Why Classical Music?

One question I have had to answer a few times is why did I chose to compose classical music as  opposed to popular music or jazz. I remember an answer I gave on a TV interview some years ago about the difference between popular music and classical. You may not agree with me but this is what I told the interviewer:

The basic difference between classical and popular music is that popular music addresses the body and classical music addresses the spirit.  That difference has become more marked with the passage of time. Nowadays a great deal of popular music is based on rhythm more than on melody, especially hip-hop and rap. It makes you want to dance. The rock and roll music prevalent from the 60s to the 80s sometimes made you want dance but at least made you want to clap or move to it. The rhythmical part and the beat were already important.

In classical music, the spirit gets addressed. The music, when it comes through, manages to engross your attention and as a result, when you are attending a great concert, you get complete silence. You have 2000 people together and you can hear a pin drop.

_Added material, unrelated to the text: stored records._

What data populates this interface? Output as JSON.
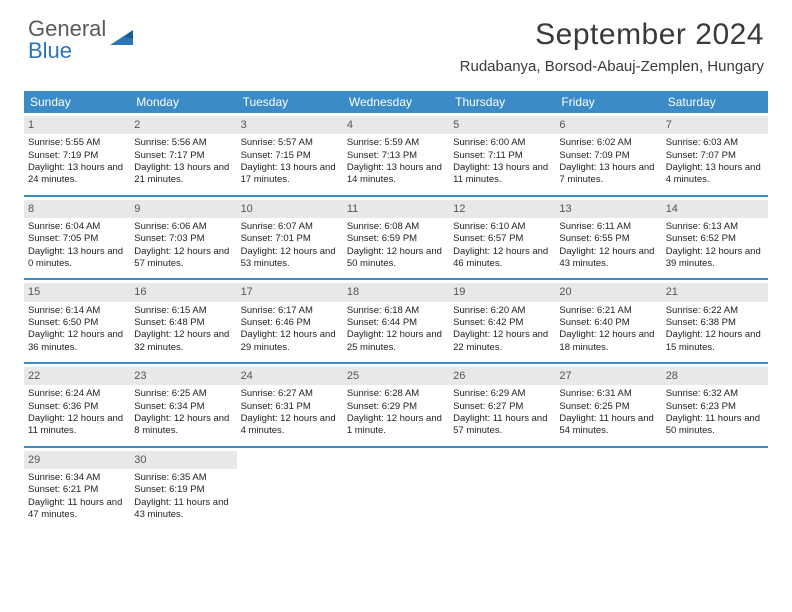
{
  "logo": {
    "word1": "General",
    "word2": "Blue"
  },
  "header": {
    "month_title": "September 2024",
    "location": "Rudabanya, Borsod-Abauj-Zemplen, Hungary"
  },
  "colors": {
    "header_bg": "#3b8bc6",
    "header_text": "#ffffff",
    "daynum_bg": "#e8e8e8",
    "daynum_text": "#555555",
    "row_divider": "#3b8bc6",
    "logo_gray": "#5a5a5a",
    "logo_blue": "#2e75b6"
  },
  "weekdays": [
    "Sunday",
    "Monday",
    "Tuesday",
    "Wednesday",
    "Thursday",
    "Friday",
    "Saturday"
  ],
  "days": [
    {
      "n": 1,
      "sunrise": "5:55 AM",
      "sunset": "7:19 PM",
      "daylight": "13 hours and 24 minutes."
    },
    {
      "n": 2,
      "sunrise": "5:56 AM",
      "sunset": "7:17 PM",
      "daylight": "13 hours and 21 minutes."
    },
    {
      "n": 3,
      "sunrise": "5:57 AM",
      "sunset": "7:15 PM",
      "daylight": "13 hours and 17 minutes."
    },
    {
      "n": 4,
      "sunrise": "5:59 AM",
      "sunset": "7:13 PM",
      "daylight": "13 hours and 14 minutes."
    },
    {
      "n": 5,
      "sunrise": "6:00 AM",
      "sunset": "7:11 PM",
      "daylight": "13 hours and 11 minutes."
    },
    {
      "n": 6,
      "sunrise": "6:02 AM",
      "sunset": "7:09 PM",
      "daylight": "13 hours and 7 minutes."
    },
    {
      "n": 7,
      "sunrise": "6:03 AM",
      "sunset": "7:07 PM",
      "daylight": "13 hours and 4 minutes."
    },
    {
      "n": 8,
      "sunrise": "6:04 AM",
      "sunset": "7:05 PM",
      "daylight": "13 hours and 0 minutes."
    },
    {
      "n": 9,
      "sunrise": "6:06 AM",
      "sunset": "7:03 PM",
      "daylight": "12 hours and 57 minutes."
    },
    {
      "n": 10,
      "sunrise": "6:07 AM",
      "sunset": "7:01 PM",
      "daylight": "12 hours and 53 minutes."
    },
    {
      "n": 11,
      "sunrise": "6:08 AM",
      "sunset": "6:59 PM",
      "daylight": "12 hours and 50 minutes."
    },
    {
      "n": 12,
      "sunrise": "6:10 AM",
      "sunset": "6:57 PM",
      "daylight": "12 hours and 46 minutes."
    },
    {
      "n": 13,
      "sunrise": "6:11 AM",
      "sunset": "6:55 PM",
      "daylight": "12 hours and 43 minutes."
    },
    {
      "n": 14,
      "sunrise": "6:13 AM",
      "sunset": "6:52 PM",
      "daylight": "12 hours and 39 minutes."
    },
    {
      "n": 15,
      "sunrise": "6:14 AM",
      "sunset": "6:50 PM",
      "daylight": "12 hours and 36 minutes."
    },
    {
      "n": 16,
      "sunrise": "6:15 AM",
      "sunset": "6:48 PM",
      "daylight": "12 hours and 32 minutes."
    },
    {
      "n": 17,
      "sunrise": "6:17 AM",
      "sunset": "6:46 PM",
      "daylight": "12 hours and 29 minutes."
    },
    {
      "n": 18,
      "sunrise": "6:18 AM",
      "sunset": "6:44 PM",
      "daylight": "12 hours and 25 minutes."
    },
    {
      "n": 19,
      "sunrise": "6:20 AM",
      "sunset": "6:42 PM",
      "daylight": "12 hours and 22 minutes."
    },
    {
      "n": 20,
      "sunrise": "6:21 AM",
      "sunset": "6:40 PM",
      "daylight": "12 hours and 18 minutes."
    },
    {
      "n": 21,
      "sunrise": "6:22 AM",
      "sunset": "6:38 PM",
      "daylight": "12 hours and 15 minutes."
    },
    {
      "n": 22,
      "sunrise": "6:24 AM",
      "sunset": "6:36 PM",
      "daylight": "12 hours and 11 minutes."
    },
    {
      "n": 23,
      "sunrise": "6:25 AM",
      "sunset": "6:34 PM",
      "daylight": "12 hours and 8 minutes."
    },
    {
      "n": 24,
      "sunrise": "6:27 AM",
      "sunset": "6:31 PM",
      "daylight": "12 hours and 4 minutes."
    },
    {
      "n": 25,
      "sunrise": "6:28 AM",
      "sunset": "6:29 PM",
      "daylight": "12 hours and 1 minute."
    },
    {
      "n": 26,
      "sunrise": "6:29 AM",
      "sunset": "6:27 PM",
      "daylight": "11 hours and 57 minutes."
    },
    {
      "n": 27,
      "sunrise": "6:31 AM",
      "sunset": "6:25 PM",
      "daylight": "11 hours and 54 minutes."
    },
    {
      "n": 28,
      "sunrise": "6:32 AM",
      "sunset": "6:23 PM",
      "daylight": "11 hours and 50 minutes."
    },
    {
      "n": 29,
      "sunrise": "6:34 AM",
      "sunset": "6:21 PM",
      "daylight": "11 hours and 47 minutes."
    },
    {
      "n": 30,
      "sunrise": "6:35 AM",
      "sunset": "6:19 PM",
      "daylight": "11 hours and 43 minutes."
    }
  ],
  "labels": {
    "sunrise": "Sunrise:",
    "sunset": "Sunset:",
    "daylight": "Daylight:"
  },
  "layout": {
    "first_weekday_index": 0,
    "total_days": 30,
    "columns": 7
  }
}
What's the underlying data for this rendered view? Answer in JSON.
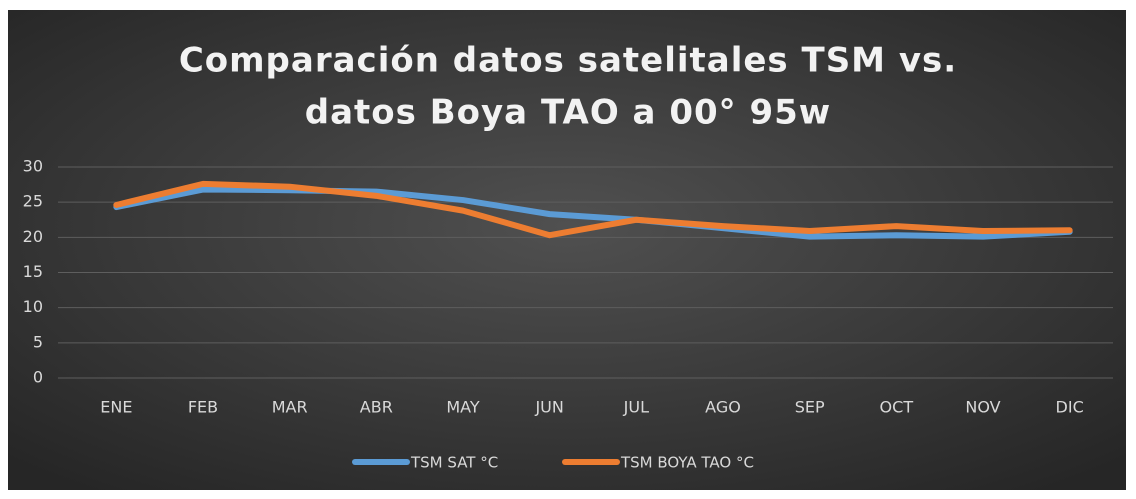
{
  "chart_data": {
    "type": "line",
    "title": [
      "Comparación datos satelitales TSM vs.",
      "datos Boya TAO a 00° 95w"
    ],
    "categories": [
      "ENE",
      "FEB",
      "MAR",
      "ABR",
      "MAY",
      "JUN",
      "JUL",
      "AGO",
      "SEP",
      "OCT",
      "NOV",
      "DIC"
    ],
    "series": [
      {
        "name": "TSM SAT °C",
        "color": "#5b9bd5",
        "values": [
          24.3,
          26.8,
          26.7,
          26.5,
          25.3,
          23.3,
          22.5,
          21.3,
          20.1,
          20.3,
          20.1,
          20.8
        ]
      },
      {
        "name": "TSM BOYA TAO °C",
        "color": "#ed7d31",
        "values": [
          24.6,
          27.6,
          27.2,
          25.9,
          23.8,
          20.3,
          22.5,
          21.6,
          20.9,
          21.6,
          20.9,
          21.0
        ]
      }
    ],
    "ylim": [
      0,
      30
    ],
    "yticks": [
      0,
      5,
      10,
      15,
      20,
      25,
      30
    ],
    "grid": true,
    "legend": "bottom"
  }
}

Everybody’s attention is totally taken by the music and the experience is very personal. You feel it inside. And everything else that your mind was occupied with gets displaced and discarded for the time being.

Probably the first times that happened to me was when I listened to my mentor, pianist Mario Feninger, in concert. I had heard some of the pieces he played, like the Moonlight Sonata of Beethoven and some Chopin waltzes, but the effect they created on me that day was totally different than what I had experienced before. The music took me somewhere else.

And that experience is what I have been trying to recreate for others, first as a pianist, and now, as a composer.  I want to take you somewhere else, forget the corporeal and enter into the spiritual. The piece doesn’t have to be necessarily very consonant or very slow. You just have to feel, after it is over, that something happened, that you experienced something, that it took you on a trip and that, when it brought you back, you were a little better off for it.  That’s the whole idea. And I think it is worth it.